Technical Implementation: NIST NVD & Elastic Stack
Upon finding vulnerabilities in products, security researchers commonly register a CVE entry per vulnerability. These CVE entries are given a unique identifier, detailed vulnerability information, as well as a general description.
They can be registered at https://cve.mitre.org and are indexed in the National Vulnerability Database (NVD) in real time (https://cve.mitre.org/about/cve_and_nvd_relationship.html). NIST publishes these data sets publicly and freely, which contain all registered vulnerabilities. We use this data stream as a basis for our own database.
The technical details of the data import and subsequent provisioning are illustrated as follows:
Figure: Overview of the technical components of the vulnerability database
1. Daily import of vulnerability data from the NIST NVD
The data sets are organized by year numbers and refreshed daily by NIST. Every night we download the latest files onto our file server.

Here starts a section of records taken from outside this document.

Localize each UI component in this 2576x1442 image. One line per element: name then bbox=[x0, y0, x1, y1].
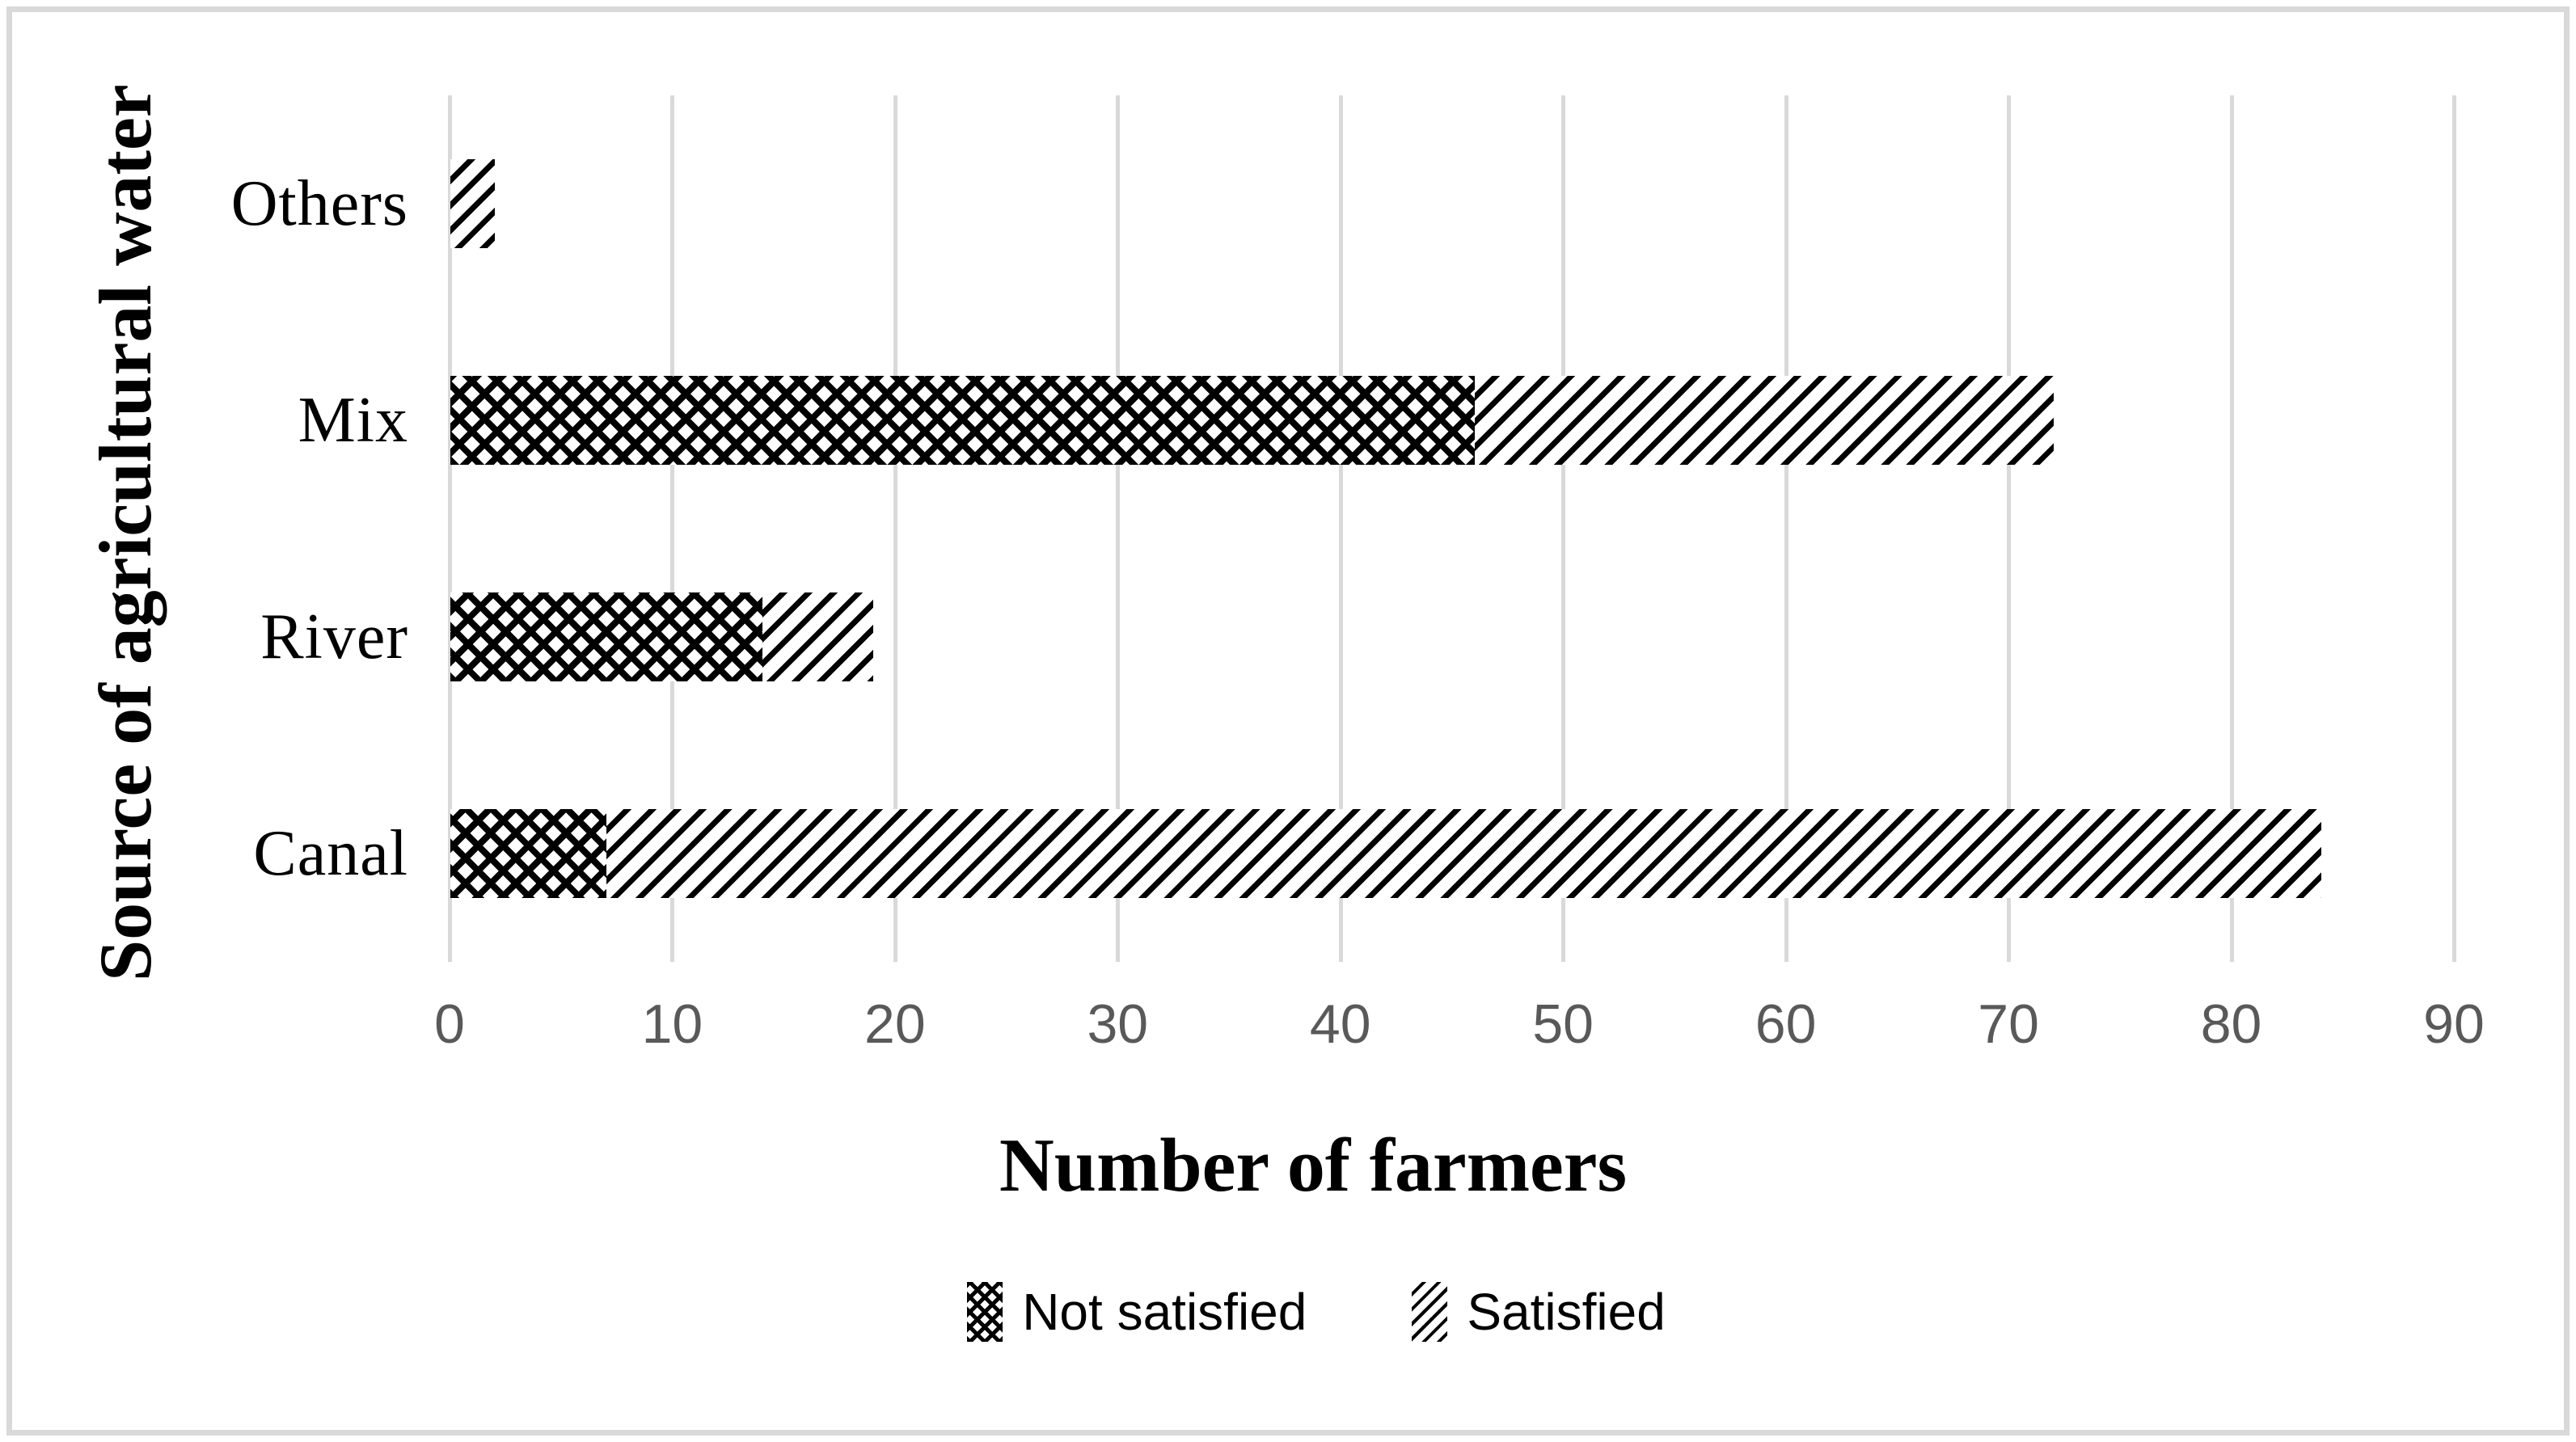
gridline-x-30 bbox=[1116, 95, 1121, 962]
x-tick-label-90: 90 bbox=[2423, 993, 2485, 1055]
bar-row-canal bbox=[450, 809, 2321, 898]
x-axis-title: Number of farmers bbox=[999, 1124, 1628, 1208]
category-axis-labels: Others Mix River Canal bbox=[105, 95, 408, 962]
legend-label-satisfied: Satisfied bbox=[1467, 1283, 1666, 1341]
x-tick-label-60: 60 bbox=[1755, 993, 1817, 1055]
satisfied-swatch-icon bbox=[1412, 1282, 1448, 1342]
bar-segment-satisfied-mix bbox=[1475, 376, 2054, 465]
x-tick-label-10: 10 bbox=[641, 993, 703, 1055]
x-tick-label-80: 80 bbox=[2200, 993, 2262, 1055]
x-tick-label-50: 50 bbox=[1532, 993, 1594, 1055]
gridline-x-0 bbox=[448, 95, 452, 962]
bar-segment-not-satisfied-river bbox=[450, 592, 762, 681]
category-label-river: River bbox=[260, 601, 408, 673]
gridline-x-50 bbox=[1561, 95, 1566, 962]
bar-segment-not-satisfied-mix bbox=[450, 376, 1476, 465]
x-tick-label-0: 0 bbox=[434, 993, 465, 1055]
bar-segment-satisfied-river bbox=[762, 592, 874, 681]
gridline-x-10 bbox=[670, 95, 675, 962]
gridline-x-60 bbox=[1784, 95, 1788, 962]
legend-label-not-satisfied: Not satisfied bbox=[1022, 1283, 1307, 1341]
legend-item-not-satisfied: Not satisfied bbox=[967, 1282, 1307, 1342]
bar-segment-satisfied-canal bbox=[606, 809, 2321, 898]
bar-row-mix bbox=[450, 376, 2054, 465]
bar-row-river bbox=[450, 592, 874, 681]
category-label-canal: Canal bbox=[253, 817, 408, 889]
x-tick-label-30: 30 bbox=[1087, 993, 1149, 1055]
legend: Not satisfied Satisfied bbox=[28, 1267, 2576, 1356]
category-label-mix: Mix bbox=[298, 384, 408, 456]
gridline-x-40 bbox=[1338, 95, 1343, 962]
bar-segment-not-satisfied-canal bbox=[450, 809, 606, 898]
gridline-x-20 bbox=[893, 95, 897, 962]
gridline-x-90 bbox=[2451, 95, 2456, 962]
not-satisfied-swatch-icon bbox=[967, 1282, 1003, 1342]
gridline-x-80 bbox=[2229, 95, 2234, 962]
x-tick-label-40: 40 bbox=[1309, 993, 1371, 1055]
category-label-others: Others bbox=[230, 167, 408, 239]
plot-area bbox=[448, 95, 2456, 962]
legend-item-satisfied: Satisfied bbox=[1412, 1282, 1666, 1342]
gridline-x-70 bbox=[2007, 95, 2012, 962]
chart-outer-border bbox=[6, 6, 2570, 1436]
bar-segment-satisfied-others bbox=[450, 159, 496, 248]
x-tick-label-70: 70 bbox=[1978, 993, 2039, 1055]
bar-row-others bbox=[450, 159, 496, 248]
x-tick-label-20: 20 bbox=[864, 993, 926, 1055]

2. Pre-Processing of vulnerability data
Afterwards the files are pre-processed to make them compatible with the Elastic Stack Parser. One process that happens here is the expansion of all JSON files: The downloaded files contain JSON objects, however they are often nested, which makes it harder to identify single objects for the parser. We read the JSON and write all object seperators into separate lines. This way we can use a regex ( ‘^{‘ ) to precisely determine, when a new object begins.
Furthermore we strip the file of all unneeded metadata (e.g., autor, version information, etc.), which leaves only the CVE entries in the file as sequential JSON objects.
3. Reading in the pre-processed vulnerability data using Logstash
After the pre-processing, our Logstash parser is able to read the individual lines of the files using the Multiline Codec (https://www.elastic.co/guide/en/logstash/current/plugins-codecs-multiline.html). Every time a complete JSON object is read in, Logstash forwards this CVE object to our Elasticsearch instance.
The CVE Quick Search – Data formats and vulnerability queries
After all CVE entries were read and stored in the Elasticsearch database, we have to understand, which format these entries have and how we can search them for specific products and product vulnerabilities. Our final result is illustrated in the following screenshot: Using unique identifiers, we can return exact vulnerability reports for the queried product version.